Thanks for the kind words, ladies.

NG - when I get an email from him I actually have no response now until I see the subject line. If it relates to the house I get a rush of anxiety. I guess I'd been holding onto an expectation that he'd change his mind before we sold. Wrong! If it's not related to the house/D, I actually get annoyed because it's usually some kind of article that he'd send me acting like we're friends.

I picked up the "Dance of Anger" book and just started the first chapter but it looks like it's going to be another helpful one for me. I feel like I have really moved beyond M books into self books. That's good for me.

I realized today that the house is becoming kind of a metaphor for my old M. STBX wants to sell it as quickly as possible and be done with it, without any regard to putting in a little work to make it better before we let go of it. He scheduled a few realtor appointments and is treating it more as, we have 3 opinions, what more do you want? I want someone who will point out everything that we can do to get the maximum out of this without claiming that only 2 things need to be done to list it for X with a goal to sell it for Y, which is substantially less than X. I'm not a realtor, but I'm also not an idiot, and this guy sounds like an idiot for not having pointed out, e.g., the holes in the bathroom floor tile as something that should be addressed before we list it.

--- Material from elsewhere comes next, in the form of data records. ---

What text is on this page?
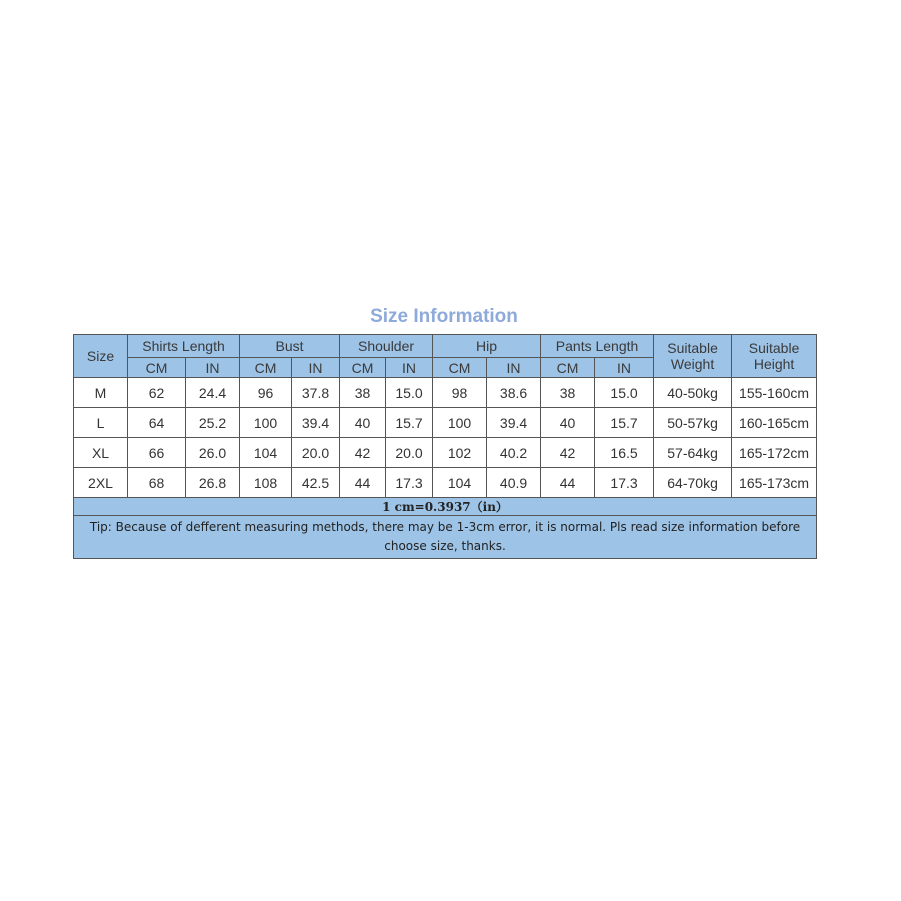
Size Information
Size	Shirts Length		Bust		Shoulder		Hip		Pants Length		Suitable Weight	Suitable Height
	CM	IN	CM	IN	CM	IN	CM	IN	CM	IN		
M	62	24.4	96	37.8	38	15.0	98	38.6	38	15.0	40-50kg	155-160cm
L	64	25.2	100	39.4	40	15.7	100	39.4	40	15.7	50-57kg	160-165cm
XL	66	26.0	104	20.0	42	20.0	102	40.2	42	16.5	57-64kg	165-172cm
2XL	68	26.8	108	42.5	44	17.3	104	40.9	44	17.3	64-70kg	165-173cm
1 cm=0.3937（in）												
Tip: Because of defferent measuring methods, there may be 1-3cm error, it is normal. Pls read size information before choose size, thanks.												
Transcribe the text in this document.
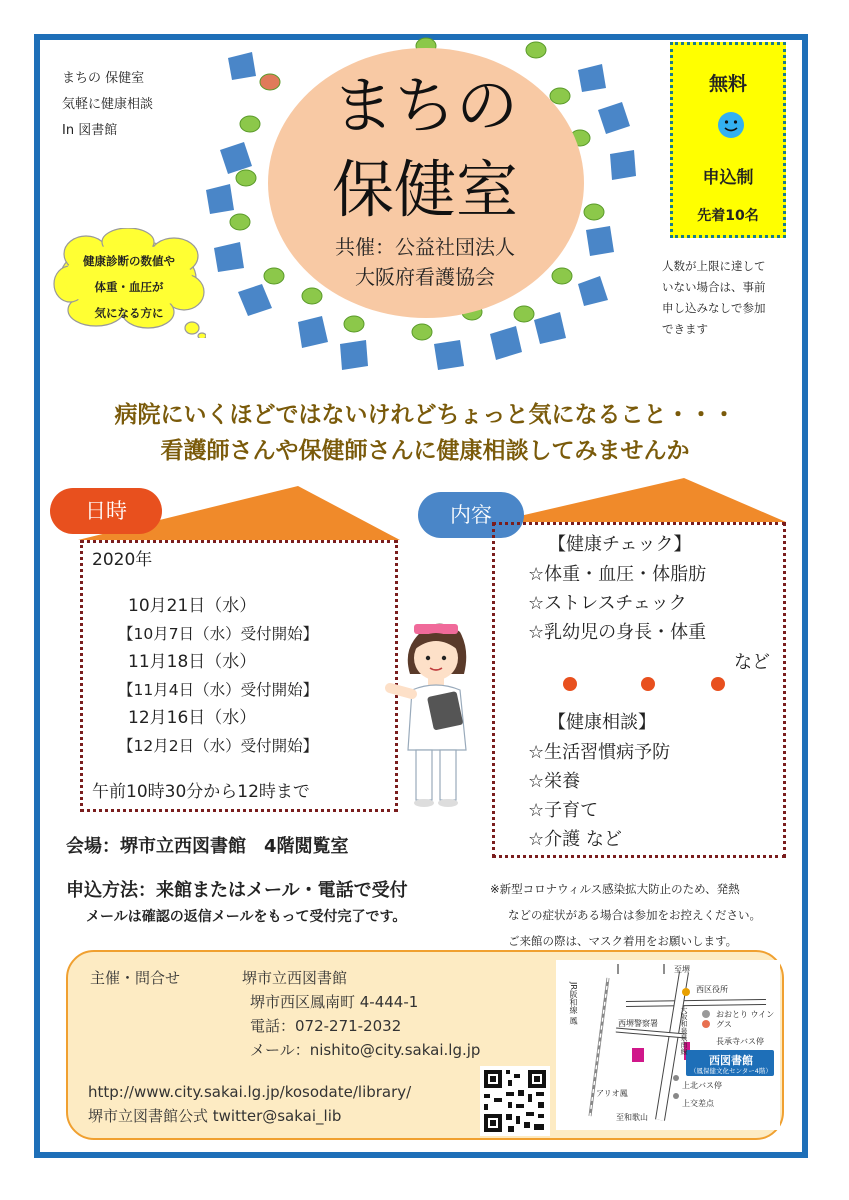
まちの 保健室
気軽に健康相談
In 図書館	まちの
保健室
共催：公益社団法人
大阪府看護協会
健康診断の数値や
体重・血圧が
気になる方に
無料
申込制
先着10名
人数が上限に達して
いない場合は、事前
申し込みなしで参加
できます
病院にいくほどではないけれどちょっと気になること・・・
看護師さんや保健師さんに健康相談してみませんか
日時
2020年
10月21日（水）
【10月7日（水）受付開始】
11月18日（水）
【11月4日（水）受付開始】
12月16日（水）
【12月2日（水）受付開始】
午前10時30分から12時まで
内容
【健康チェック】
☆体重・血圧・体脂肪
☆ストレスチェック
☆乳幼児の身長・体重
など
【健康相談】
☆生活習慣病予防
☆栄養
☆子育て
☆介護 など
会場：堺市立西図書館　4階閲覧室
申込方法：来館またはメール・電話で受付
メールは確認の返信メールをもって受付完了です。
※新型コロナウィルス感染拡大防止のため、発熱
などの症状がある場合は参加をお控えください。
ご来館の際は、マスク着用をお願いします。
主催・問合せ	堺市立西図書館
堺市西区鳳南町 4-444-1
電話：072-271-2032
メール：nishito@city.sakai.lg.jp
http://www.city.sakai.lg.jp/kosodate/library/
堺市立図書館公式 twitter@sakai_lib
至堺
JR阪和線 鳳	西区役所
おおとり ウイングス
西堺警察署	大阪和泉泉南線	長承寺バス停
西図書館
（鳳保健文化センター4階）
上北バス停
アリオ鳳
上交差点
至和歌山
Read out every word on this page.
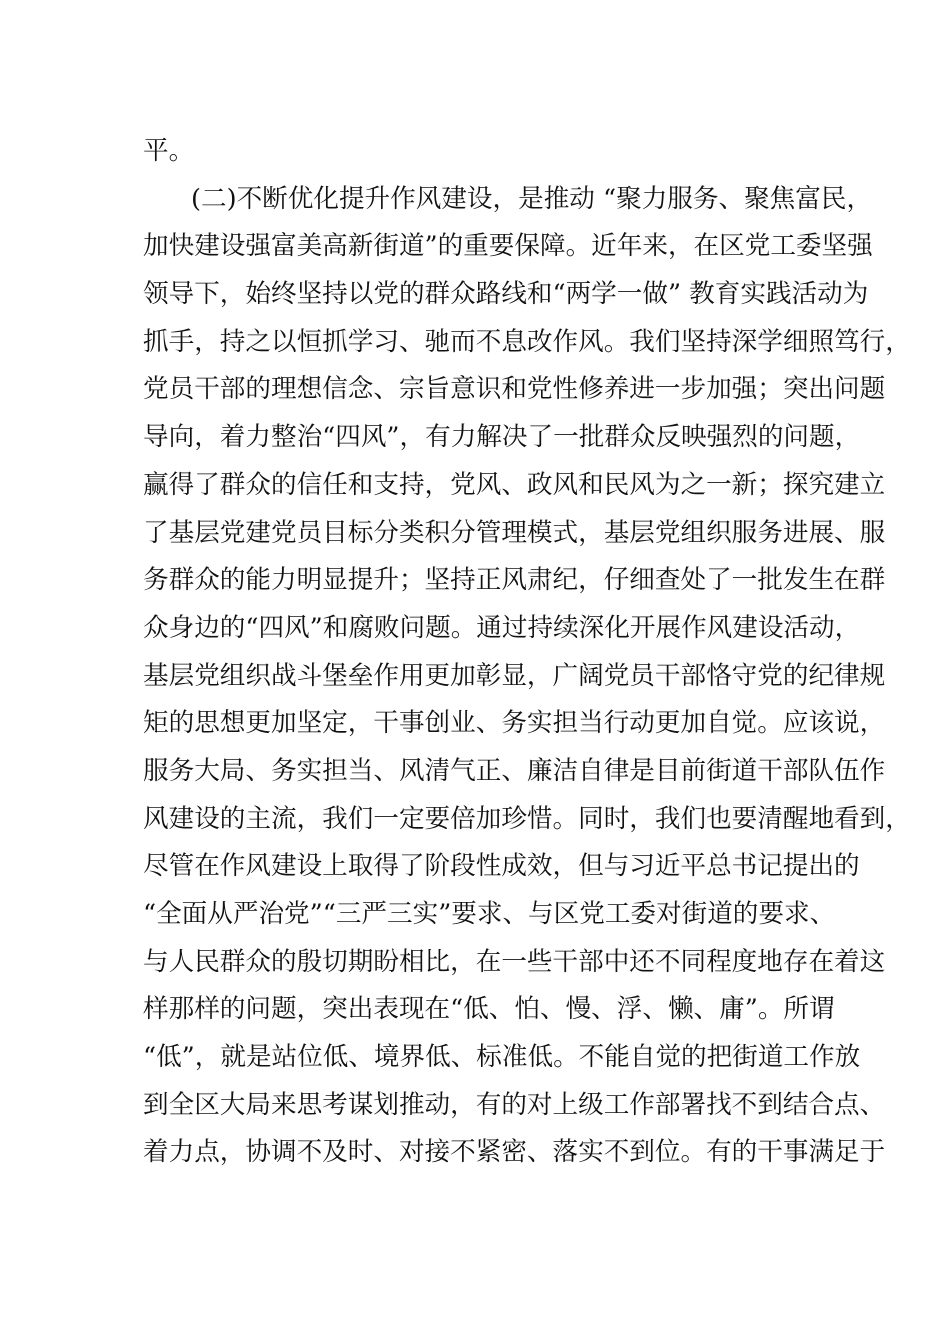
平。
(二)不断优化提升作风建设，是推动 “聚力服务、聚焦富民，
加快建设强富美高新街道”的重要保障。近年来，在区党工委坚强
领导下，始终坚持以党的群众路线和“两学一做” 教育实践活动为
抓手，持之以恒抓学习、驰而不息改作风。我们坚持深学细照笃行，
党员干部的理想信念、宗旨意识和党性修养进一步加强；突出问题
导向，着力整治“四风”，有力解决了一批群众反映强烈的问题，
赢得了群众的信任和支持，党风、政风和民风为之一新；探究建立
了基层党建党员目标分类积分管理模式，基层党组织服务进展、服
务群众的能力明显提升；坚持正风肃纪，仔细查处了一批发生在群
众身边的“四风”和腐败问题。通过持续深化开展作风建设活动，
基层党组织战斗堡垒作用更加彰显，广阔党员干部恪守党的纪律规
矩的思想更加坚定，干事创业、务实担当行动更加自觉。应该说，
服务大局、务实担当、风清气正、廉洁自律是目前街道干部队伍作
风建设的主流，我们一定要倍加珍惜。同时，我们也要清醒地看到，
尽管在作风建设上取得了阶段性成效，但与习近平总书记提出的
“全面从严治党”“三严三实”要求、与区党工委对街道的要求、
与人民群众的殷切期盼相比，在一些干部中还不同程度地存在着这
样那样的问题，突出表现在“低、怕、慢、浮、懒、庸”。所谓
“低”，就是站位低、境界低、标准低。不能自觉的把街道工作放
到全区大局来思考谋划推动，有的对上级工作部署找不到结合点、
着力点，协调不及时、对接不紧密、落实不到位。有的干事满足于
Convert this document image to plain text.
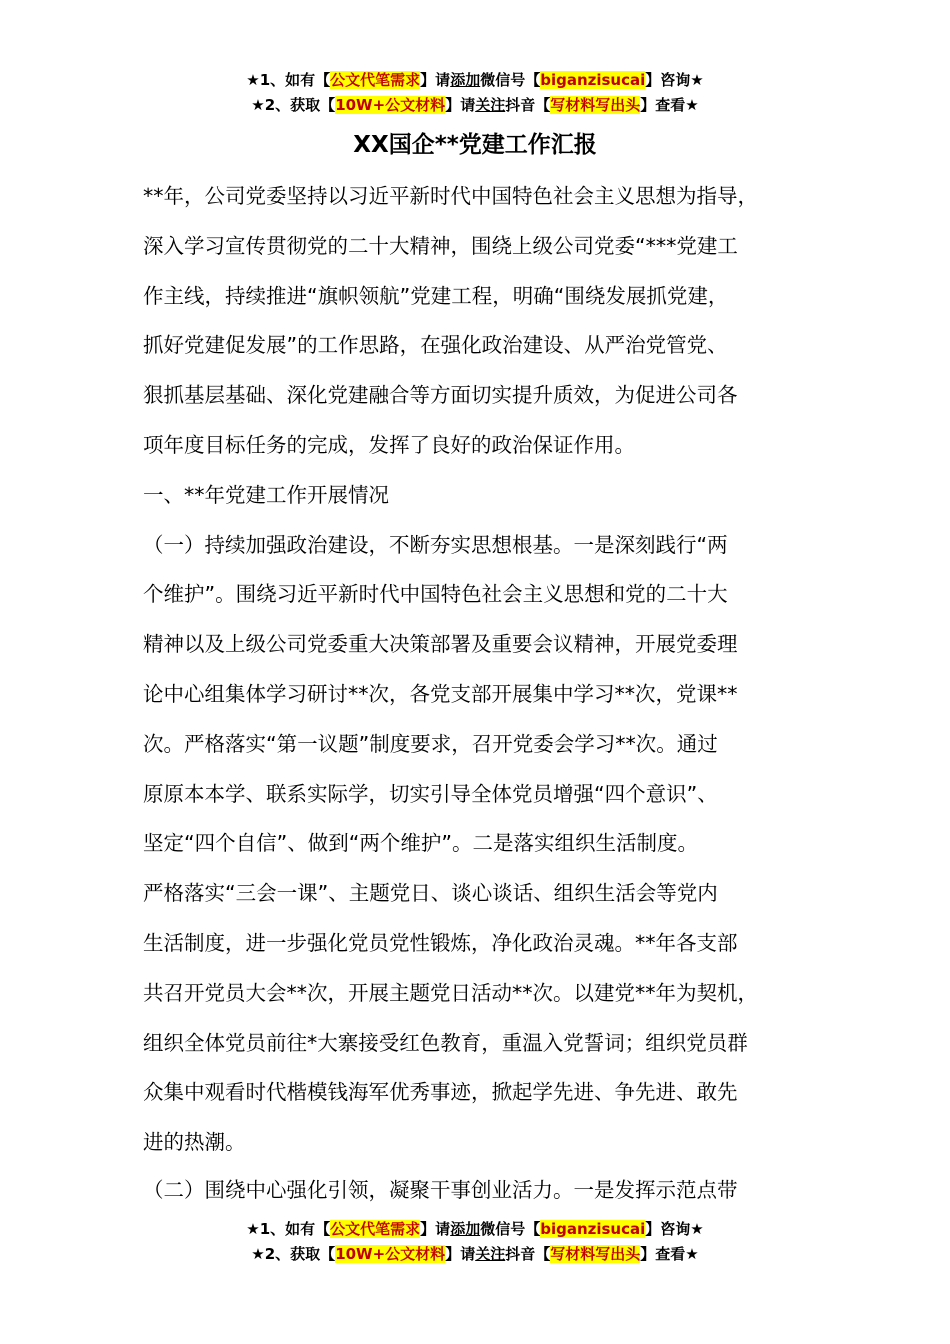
★1、如有【公文代笔需求】请添加微信号【biganzisucai】咨询★
★2、获取【10W+公文材料】请关注抖音【写材料写出头】查看★
XX国企**党建工作汇报
**年，公司党委坚持以习近平新时代中国特色社会主义思想为指导，
深入学习宣传贯彻党的二十大精神，围绕上级公司党委“***党建工
作主线，持续推进“旗帜领航”党建工程，明确“围绕发展抓党建，
抓好党建促发展”的工作思路，在强化政治建设、从严治党管党、
狠抓基层基础、深化党建融合等方面切实提升质效，为促进公司各
项年度目标任务的完成，发挥了良好的政治保证作用。
一、**年党建工作开展情况
（一）持续加强政治建设，不断夯实思想根基。一是深刻践行“两
个维护”。围绕习近平新时代中国特色社会主义思想和党的二十大
精神以及上级公司党委重大决策部署及重要会议精神，开展党委理
论中心组集体学习研讨**次，各党支部开展集中学习**次，党课**
次。严格落实“第一议题”制度要求，召开党委会学习**次。通过
原原本本学、联系实际学，切实引导全体党员增强“四个意识”、
坚定“四个自信”、做到“两个维护”。二是落实组织生活制度。
严格落实“三会一课”、主题党日、谈心谈话、组织生活会等党内
生活制度，进一步强化党员党性锻炼，净化政治灵魂。**年各支部
共召开党员大会**次，开展主题党日活动**次。以建党**年为契机，
组织全体党员前往*大寨接受红色教育，重温入党誓词；组织党员群
众集中观看时代楷模钱海军优秀事迹，掀起学先进、争先进、敢先
进的热潮。
（二）围绕中心强化引领，凝聚干事创业活力。一是发挥示范点带
★1、如有【公文代笔需求】请添加微信号【biganzisucai】咨询★
★2、获取【10W+公文材料】请关注抖音【写材料写出头】查看★
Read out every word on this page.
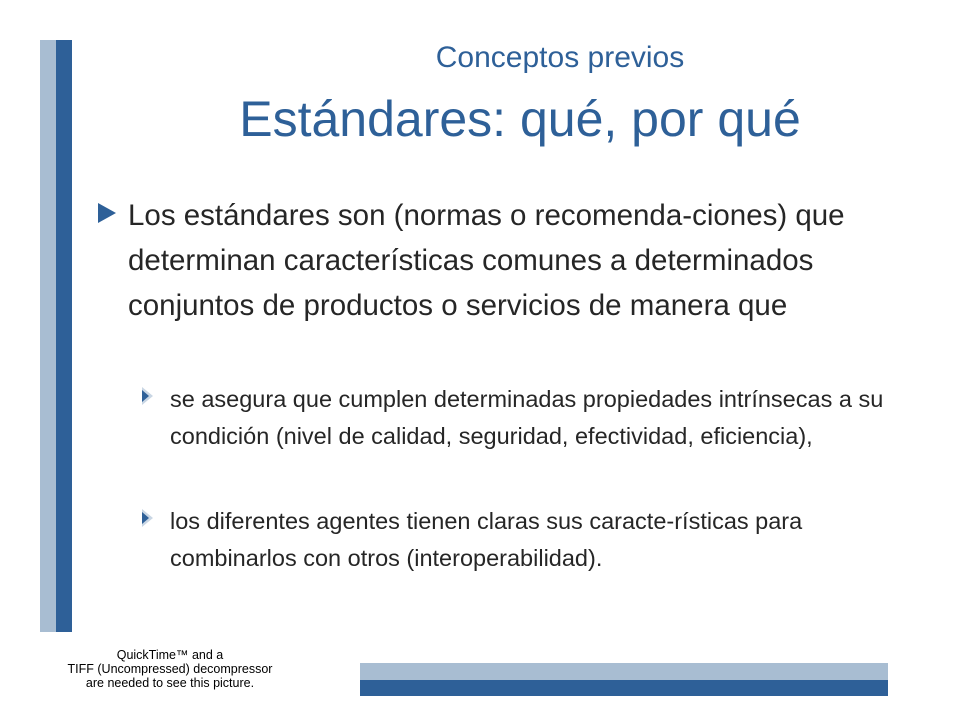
Conceptos previos
Estándares: qué, por qué
Los estándares son (normas o recomenda-ciones) que determinan características comunes a determinados conjuntos de productos o servicios de manera que
se asegura que cumplen determinadas propiedades intrínsecas a su condición (nivel de calidad, seguridad, efectividad, eficiencia),
los diferentes agentes tienen claras sus caracte-rísticas para combinarlos con otros (interoperabilidad).
QuickTime™ and a
TIFF (Uncompressed) decompressor
are needed to see this picture.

I believe that my 180 of not taking the reigns on this has to end for now because I will not roll over and let this house go without trying to get the most for it that we can. STBX seems fine with selling it and walking away with $0 cash in hand. That doesn't work for me and I know it's underselling what the house can be. So I'm going to have to take charge and start pointing out things that need to be done otherwise I'm not going to be happy with myself to know that I got the most out of it that I could.

Rar.

I've been thinking more about what I want to do with my future. The options are kind of daunting! I wasn't really the type to just pick up and move somewhere without knowing anyone. Am I now? I don't know. But I'm thinking about it.